Take the TV bids first. It is fine to decide now who is to get the rights for the 2003 World Cup in South Africa as member countries need the advance money for good reasons, but to sell them now for the 2007 World Cup in the West Indies is either madness or worse. How can the value of that tournament be judged seven years in advance, when you don't know how many countries or matches will be involved? You would only sell those rights now if you were in a hurry.

Besides, there might be another World Cup before then, in 2005, if one proposal is considered. If the ICC wants to clean up cricket, one obvious step is to eliminate, or at least reduce, those one-day tournaments which do a lot for bookmakers and their accomplices but nothing for cricket, and replace them with a World Cup every two years which everyone will want to win.

Not racism, simply a fact

If Bangladesh is granted immediate Test status, as seems to be the foregone conclusion, it will be a scandal, and it will be done not for playing reasons but political ones: to increase the size of the Asian power bloc from three out of nine to four out of 10, almost breakaway proportions.

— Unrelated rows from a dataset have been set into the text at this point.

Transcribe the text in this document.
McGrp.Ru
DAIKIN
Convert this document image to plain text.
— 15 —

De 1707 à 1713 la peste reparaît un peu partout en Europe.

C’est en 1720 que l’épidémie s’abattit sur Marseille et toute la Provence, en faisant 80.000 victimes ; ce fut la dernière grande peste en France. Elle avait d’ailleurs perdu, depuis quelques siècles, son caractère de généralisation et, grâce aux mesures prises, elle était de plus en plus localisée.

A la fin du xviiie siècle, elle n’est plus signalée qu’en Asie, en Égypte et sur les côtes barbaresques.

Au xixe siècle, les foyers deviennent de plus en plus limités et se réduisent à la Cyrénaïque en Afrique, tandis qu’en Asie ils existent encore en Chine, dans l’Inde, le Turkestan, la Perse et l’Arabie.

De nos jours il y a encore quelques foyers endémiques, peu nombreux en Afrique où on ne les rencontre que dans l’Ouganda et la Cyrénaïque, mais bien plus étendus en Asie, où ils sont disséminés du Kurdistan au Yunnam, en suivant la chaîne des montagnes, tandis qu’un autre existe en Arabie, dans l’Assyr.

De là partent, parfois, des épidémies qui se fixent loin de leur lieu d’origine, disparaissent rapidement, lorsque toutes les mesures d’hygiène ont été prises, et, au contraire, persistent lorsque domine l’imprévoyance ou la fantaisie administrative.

Bangladesh has every prerequisite for Test status - crowds, sponsors, money - except one: a team anywhere near international standard.

In 1997-98 Bangladesh played three first-class matches in New Zealand against regional sides lacking their Test players. It lost all three massively, two by an innings, never scoring 300 itself and never bowling out its opponents for less. New Zealand's convenor of selectors, Ross Dykes, commented that Bangladesh played to district association (second-class) standard.

Since then Bangladesh has been invited to tour Australia to play state teams and it has refused, knowing full well what damage would be done to its - or rather its officials' - application for Test status. What it needs is help, funding and a five-year programme of first-class tours to raise its standard to Test. It is not racism to say so, simply fact.

Before making such highly premature decisions the ICC has far more urgent business to attend to: its own recent past. Like, for example, the ICC knockout tournament in Dhaka in 1998. Why, for a start, has the ICC president, Jagmohan Dalmiya, suddenly admitted that he was involved in the bidding for the TV rights for that tournament, having categorically denied it at the emergency meeting last month?

Asif Iqbal, the former Pakistan captain, has been exposed as the middleman in the tapes made by the News of the World's undercover team and been the subject of serious allegations in Pakistan's Qayyum Report. What was he doing as the event organiser in Dhaka, and who appointed him?

Before making future decisions, the ICC has to cleanse the past, over which it has have presided so ineffectually that the game is faced with losing the public's trust. Or maybe it has not been ineffectual at all but utterly deliberate in what it has done, or rather has not done, just as it has turned a blind eye to the King Commission of Inquiry in South Africa by not sending an employee.

One round of strip poker has taken place. Before anything else, there has to be a second round in which every country bares more of its secrets, however embarrassing and distressing - and everything points to there being many more to come, from almost every quarter. Otherwise the international game in future is going to be as respectable, and rigged, as American wrestling.